Business
Asia, Europe carmakers look to 2011 sales growth
Asia, Europe carmakers look to 2011 sales growth
Reuters/Paris/Seoul
A model poses next to Hyundai Motor Corp’s Verna vehicle, displayed at the Beijing Auto Show in Beijing last year. Hyundai and its affiliate Kia Motors are aiming to boost vehicle sales by 10% this year after robust December sales, as the sector shows a gradual recovery, led by China and the US
South Korean automakers predicted rising 2011 sales on US and China growth, while France’s car market ended a negative 2010 on a high note, with drivers flocking to bag scrapping bonuses before they ran out.
Carmakers are increasingly relying on growth in high-profile emerging markets like China, Brazil, Russia and India, while the US market is gradually recovering.
In Spain, car sales fell for the sixth consecutive month in December, with a 23.9% drop.
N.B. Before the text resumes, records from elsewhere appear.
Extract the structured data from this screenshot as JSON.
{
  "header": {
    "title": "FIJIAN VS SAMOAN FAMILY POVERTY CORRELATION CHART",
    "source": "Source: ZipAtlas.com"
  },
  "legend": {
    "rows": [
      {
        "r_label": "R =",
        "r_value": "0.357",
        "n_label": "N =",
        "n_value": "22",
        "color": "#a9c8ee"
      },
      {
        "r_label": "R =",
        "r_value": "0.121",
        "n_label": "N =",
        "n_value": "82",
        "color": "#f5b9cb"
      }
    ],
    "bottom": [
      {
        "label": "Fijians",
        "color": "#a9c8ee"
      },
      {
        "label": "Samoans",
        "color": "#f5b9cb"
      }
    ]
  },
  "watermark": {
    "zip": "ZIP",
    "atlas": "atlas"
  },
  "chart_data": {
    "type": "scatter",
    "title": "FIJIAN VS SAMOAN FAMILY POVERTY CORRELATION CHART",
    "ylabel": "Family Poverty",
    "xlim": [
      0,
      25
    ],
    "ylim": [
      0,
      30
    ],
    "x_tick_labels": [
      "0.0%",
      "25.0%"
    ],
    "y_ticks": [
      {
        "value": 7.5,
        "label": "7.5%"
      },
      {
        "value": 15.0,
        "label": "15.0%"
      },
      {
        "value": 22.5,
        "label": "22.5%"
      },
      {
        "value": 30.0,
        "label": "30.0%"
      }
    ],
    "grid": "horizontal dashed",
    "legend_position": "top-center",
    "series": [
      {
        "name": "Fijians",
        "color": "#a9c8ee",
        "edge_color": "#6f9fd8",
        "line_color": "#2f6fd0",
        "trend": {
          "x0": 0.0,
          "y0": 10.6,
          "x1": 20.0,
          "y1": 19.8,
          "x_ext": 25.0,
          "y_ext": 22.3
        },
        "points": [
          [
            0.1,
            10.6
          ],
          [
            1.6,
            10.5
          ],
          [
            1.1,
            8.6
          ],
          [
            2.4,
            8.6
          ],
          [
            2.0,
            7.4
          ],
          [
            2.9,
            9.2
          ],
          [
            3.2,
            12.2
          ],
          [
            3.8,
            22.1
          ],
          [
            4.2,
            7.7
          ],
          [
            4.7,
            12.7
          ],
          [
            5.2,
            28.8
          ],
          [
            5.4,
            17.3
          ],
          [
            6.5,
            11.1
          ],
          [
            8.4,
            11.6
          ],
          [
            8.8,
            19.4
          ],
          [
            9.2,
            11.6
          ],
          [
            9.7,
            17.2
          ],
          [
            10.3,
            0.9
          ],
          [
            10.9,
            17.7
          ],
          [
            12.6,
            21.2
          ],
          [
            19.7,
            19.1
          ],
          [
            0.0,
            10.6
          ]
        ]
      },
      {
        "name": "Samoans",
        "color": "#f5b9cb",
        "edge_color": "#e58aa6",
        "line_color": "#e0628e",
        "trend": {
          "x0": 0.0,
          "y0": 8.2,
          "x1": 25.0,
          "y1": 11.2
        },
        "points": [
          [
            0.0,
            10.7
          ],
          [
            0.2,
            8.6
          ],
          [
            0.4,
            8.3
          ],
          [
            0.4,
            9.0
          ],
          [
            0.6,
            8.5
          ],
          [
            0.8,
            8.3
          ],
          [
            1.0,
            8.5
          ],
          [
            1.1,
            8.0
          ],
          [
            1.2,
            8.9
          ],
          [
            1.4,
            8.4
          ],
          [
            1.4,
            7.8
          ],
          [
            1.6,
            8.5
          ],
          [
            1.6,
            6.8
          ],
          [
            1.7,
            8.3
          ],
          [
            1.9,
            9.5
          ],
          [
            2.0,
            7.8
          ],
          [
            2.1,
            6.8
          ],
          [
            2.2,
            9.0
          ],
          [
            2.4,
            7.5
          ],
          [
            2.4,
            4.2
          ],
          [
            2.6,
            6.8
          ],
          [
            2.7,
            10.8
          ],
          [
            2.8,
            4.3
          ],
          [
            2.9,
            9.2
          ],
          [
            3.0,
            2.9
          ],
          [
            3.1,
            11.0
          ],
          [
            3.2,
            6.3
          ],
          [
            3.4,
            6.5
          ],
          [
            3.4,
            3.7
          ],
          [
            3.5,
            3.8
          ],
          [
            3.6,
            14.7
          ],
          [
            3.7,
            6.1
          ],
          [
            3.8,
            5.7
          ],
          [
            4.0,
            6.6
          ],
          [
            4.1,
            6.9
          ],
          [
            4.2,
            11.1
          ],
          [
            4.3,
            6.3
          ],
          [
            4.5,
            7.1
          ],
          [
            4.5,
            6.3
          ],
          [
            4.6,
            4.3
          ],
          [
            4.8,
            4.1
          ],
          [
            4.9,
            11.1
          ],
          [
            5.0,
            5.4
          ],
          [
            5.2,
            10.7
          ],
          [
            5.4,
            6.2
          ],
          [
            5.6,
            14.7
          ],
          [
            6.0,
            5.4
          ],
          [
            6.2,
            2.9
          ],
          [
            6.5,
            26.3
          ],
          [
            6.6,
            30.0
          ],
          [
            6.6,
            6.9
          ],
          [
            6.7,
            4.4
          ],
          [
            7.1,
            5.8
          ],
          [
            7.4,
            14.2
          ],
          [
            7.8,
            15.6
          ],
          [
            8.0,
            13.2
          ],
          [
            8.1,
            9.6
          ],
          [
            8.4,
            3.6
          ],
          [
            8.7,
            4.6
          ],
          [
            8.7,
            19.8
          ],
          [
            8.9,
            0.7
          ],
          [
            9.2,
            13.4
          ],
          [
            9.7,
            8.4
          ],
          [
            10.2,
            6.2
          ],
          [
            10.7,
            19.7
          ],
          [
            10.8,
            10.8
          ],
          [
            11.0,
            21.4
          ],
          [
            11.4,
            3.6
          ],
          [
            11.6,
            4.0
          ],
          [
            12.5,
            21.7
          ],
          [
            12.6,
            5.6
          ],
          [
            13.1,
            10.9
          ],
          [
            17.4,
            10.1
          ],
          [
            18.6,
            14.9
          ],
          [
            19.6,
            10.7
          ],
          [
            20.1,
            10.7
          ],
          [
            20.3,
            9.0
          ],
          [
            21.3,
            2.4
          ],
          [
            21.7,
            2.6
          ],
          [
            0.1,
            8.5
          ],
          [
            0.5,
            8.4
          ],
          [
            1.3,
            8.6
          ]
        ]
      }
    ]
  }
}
For the full-year, sales rose 3.1%.
A 0.7% slide in French car sales in December brought the year’s decline there to 2.2%, but the French car market saw 2010 out with a bang in terms of new orders, as the final scrapping bonuses spurred drivers to buy new cars.
Orders placed in the final weeks of 2010 mean the French car market will have a strong start to 2011, although beyond the first quarter, uncertainty reigns.
"We have good visibility for the first quarter of 2011,” said Flavien Neuvy, head of the automobile industry research department at French consumer credit organisation Cetelem.
"With the orders from the end of the year we know that the first three months of 2011 overall will be good ... afterwards, there is real uncertainty,” said Neuvy.
He added that the end of 2011 could be difficult, and that there would be a "payback” effect in the second half of the year when the benefits of scrapping ran out once and for all.
In the short term, Neuvy sounded a note of caution about margins, as carmakers offered hefty additional discounts to encourage buyers in the last weeks of the scrappage scheme.
"Certainly they made a lot of marketing efforts, so we can think that will have an effect on vehicle margins. They have focused on volumes—in France what is really important for carmakers is defending their market share.”
French car sales fell 2.2% to 2.25mn units in 2010, carmakers’ association CCFA said yesterday.
"December orders were very good,” said a CCFA spokesman, "but that is not necessarily reflected in sales.”
Car sales or registration figures lag behind orders as customers register their cars when they are delivered a few weeks after the order is placed.
"The first quarter of 2011 should be rather good,” the CCFA spokesman added, as orders taken in the final months of 2010 would show up then.
France originally offered a scrapping bonus of €1,000 ($1,339), but it was gradually reduced to €500 before finally ending on New Year’s Eve.
"It was an absolutely phenomenal month: we had a market of orders for 370,000 cars, which allows us to start the year with a very comfortable order book,” Renault’s commercial director for France, Bernard Cambier, told BFM radio yesterday.
The French car market saw 370,000 orders registered in December, 30% more than the same month last year, he said, adding that Renault itself saw orders rise "almost 46%” year-on-year in December.
December car sales figures showed a 5.7% increase for the PSA Peugeot Citroen group, while Renault group sales fell 4.6% last month, CCFA data showed.
Hyundai Motor Group and its affiliate Kia Motors aim to boost vehicle sales by 10% this year after robust December sales, as the sector shows a gradual recovery, led by China and the US.
US car sales figures are due out on Tuesday, and December is expected to be the third straight month that US auto sales hold above 12mn vehicles on an annualized basis, capping a year of gradual recovery for the auto sector, analysts said.
Hyundai said yesterday it would target sales of 6.33mn cars in 2011, up 10% from 5.75mn in 2010. The auto giant did not give a breakdown of Hyundai and Kia sales targets.
In 2010, Hyundai Motor sold 3.6mn cars, up 16%, and Kia shipped 2.1mn vehicles, up 40%.
"Hyundai Motor Group’s 2011 target appears to be conservative and fully achievable,” Tong Yang Securities analyst Ahn Sang-jun said.
The global auto industry rebounded strongly until the first half of 2010 from the industry’s worst ever downturn, but has started losing steam because of the eurozone debt crisis and as the US economy struggles with weak consumer spending.
The market, however, is on track to report healthy growth this year, as the US market gradually recovers and on robust growth from China, now the world’s biggest auto market.